Yes I fell again and am still trying to learn a lesson from all this.

November 14, 2010

” Be patient and tough; someday this pain will be useful to you.”

Seriously speaking, this quote is the only thing that’s keeping me going.

I can’t remember if I talked about me falling down the stairs the first time, but I fell two weeks ago as I was running down after I realized that my Physics homework was due in an hour. Then this past Sunday, I fell again because I wanted to go down and study for physics in peace. Yes, the story of my life. I totally blame my professor’s teaching skills.

The second fall was pretty bad. I was bruised all over and couldn’t move for the whole day at all and had ice all around me. The first few days in school were also bad. I couldn’t take the stairs and when I did went one step at a time and it took me 20 mins. to get to my first class.

Anyhow, I learned a lot this past week. For one, I know why I fell. It was God’s way of letting me know that my life could be worse off. I kept saying ” I hate life” so much that I just had to get this hit to snap me back to reality. If I think about it, my life could indeed be much worse off. I mean yes, life as a student is hard but seriously, I don’t have to worry about things like when or where I will get my next meal, if I will have clean water, if I will make it home safely. There are so many people around the world that have to think about things like this. But being the idiot I am I couldn’t stop saying the phrase afterwards.

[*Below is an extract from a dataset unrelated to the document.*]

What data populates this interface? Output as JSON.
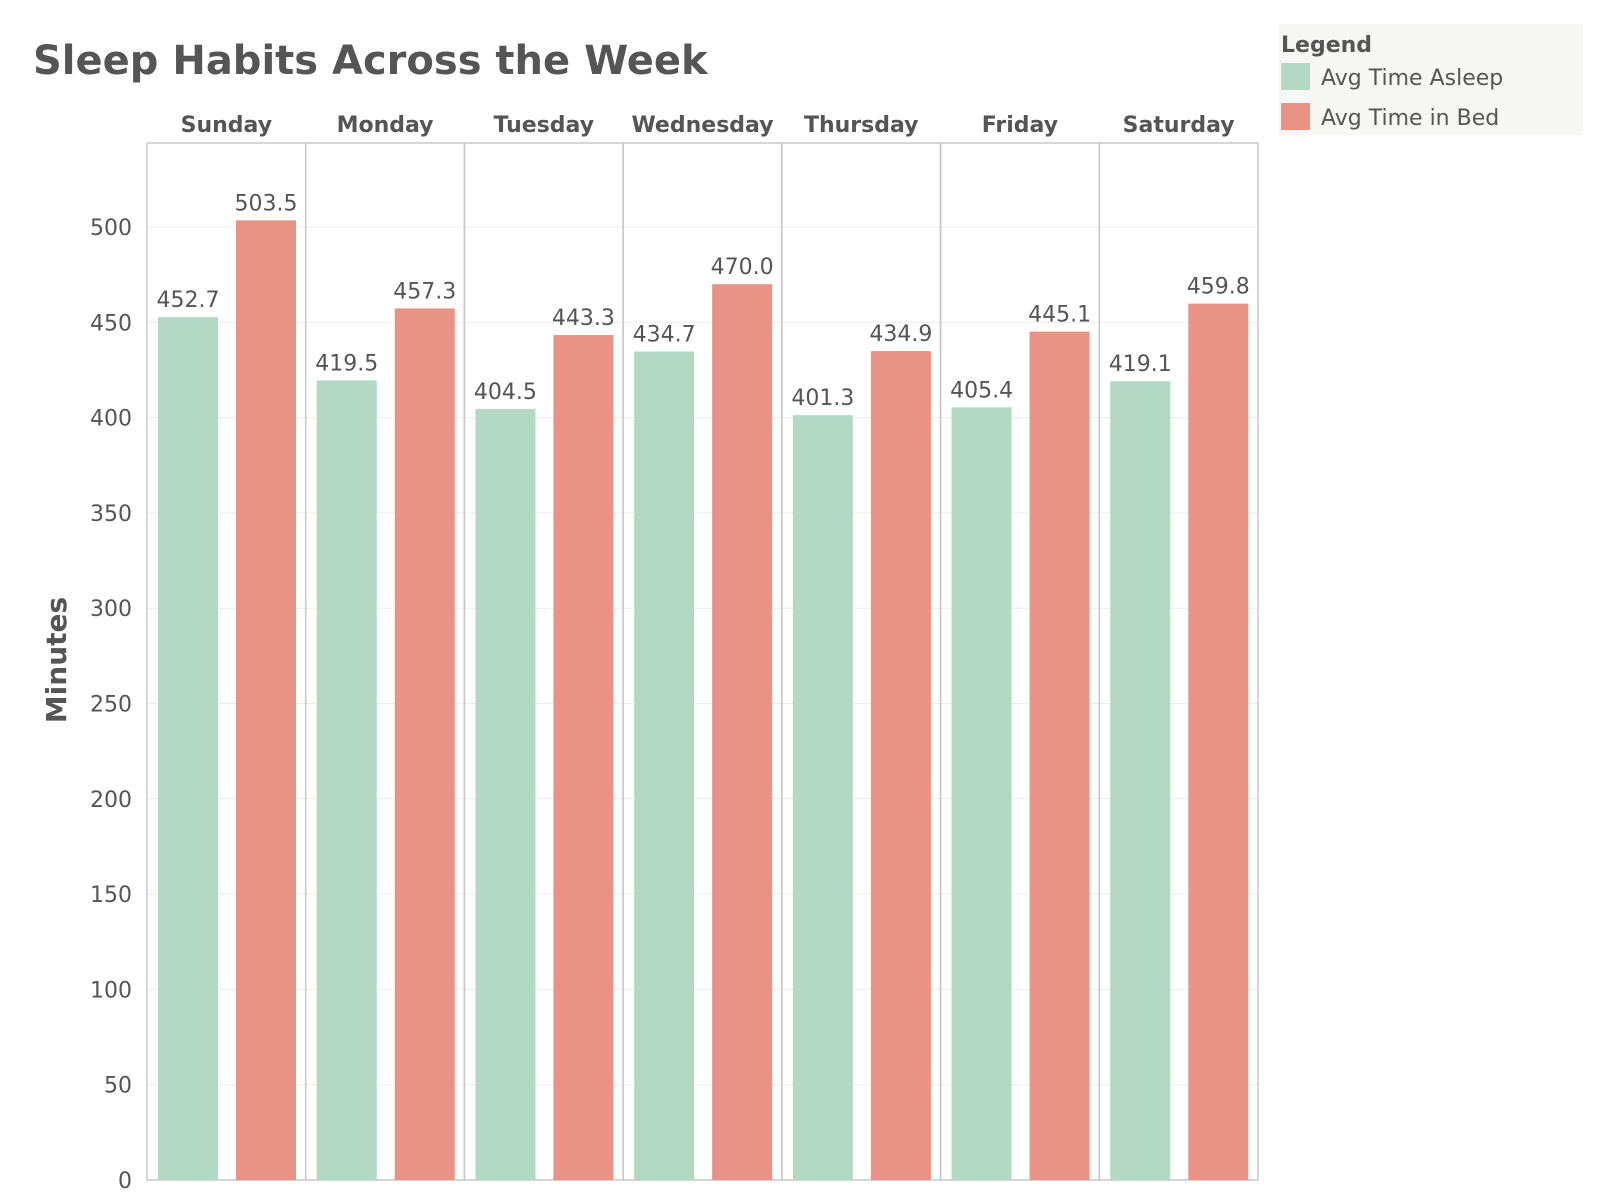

I know I haven’t talked much about the new semester. I’m taking hard classes and my favorites classes are anthropology human rights and ethics and ARABIC! I can’t say I like my anth. professor but I love the topics discussed in class and have always been interested in human rights. If you know me you know that I’m constantly thinking about the other half of the world. I don’t let people waste anything and make them realize that someone in another part of the world doesn’t have it off as easy. I like to be green and no I won’t let you waste electricity or water. I’d rather take the stairs even when my legs are broken and I rarely buy coffee because the cups go to waste.

As for arabic. This semester we have a new professor. He works for the state department and teaches diplomats arabic. He really wants us to love and learn arabic. At first I didn’t like how he would make us talk a lot in arabic but now i’m grateful. He’s not muslim and very interesting. He’s from Egypt but doesn’t consider himself arab, instead he says he’s african and more african than african americans because he actually goes to africa every year. My class is also diverse. There are three of us muslim kids in the class, me S ( my friend) who is from Afghanistan, and a muslim kid from india. There’s two christians who are from Lebanon, one being Armenian, a few jews, catholics and christians. We always start class with some controversial issues and often learn new things from each other. This is real schooling that will actually be useful in life. Oh, and someone suggested that our professor go to some black person on the street and say to them, ” Hey, i’m more black than you..” and then run. (I am in no way trying to be offensive). I’m really going to miss this class, over the past few weeks we’ve become a mini-family. This is where I can complain to everyone about how I have just failed an orgo or physics exam and the professor says that I should study nothing but arabic and things will be fine. And did I mention that the rest of the class makes fun of me? Yes, I am laughed at in the class and have been called ” crazy” and a “chatty Kathy”. But I am not offended. I’m also very fobish in the class. i always speak to S in urdu. she learned some urdu and usually understands me and I am pretty good at reading her mind. One of the kids from leabnon kids understands some urdu which I found later on. I think it was when I said something about the ” gora kid” and him being “pagal” because he liked Fox News, and this Lebanese kid A goes like, ” I know what pagal [crazy] gora [white boy] is and i also know a lot of curse words in urdu and I love Briyani [traditional desi rice” And i just went “oh crap!”

Anyhow, I talked to M after such a long time today and we are both conflicted about the future and miss each other dearly. We have no idea what we will do with our lives and want to go the same school in the future and live very close to each other. But we’re uncertain if that will happen. She’s not very fond of DC and that is the only city I like and want to be in forever. As always, the future is bleak.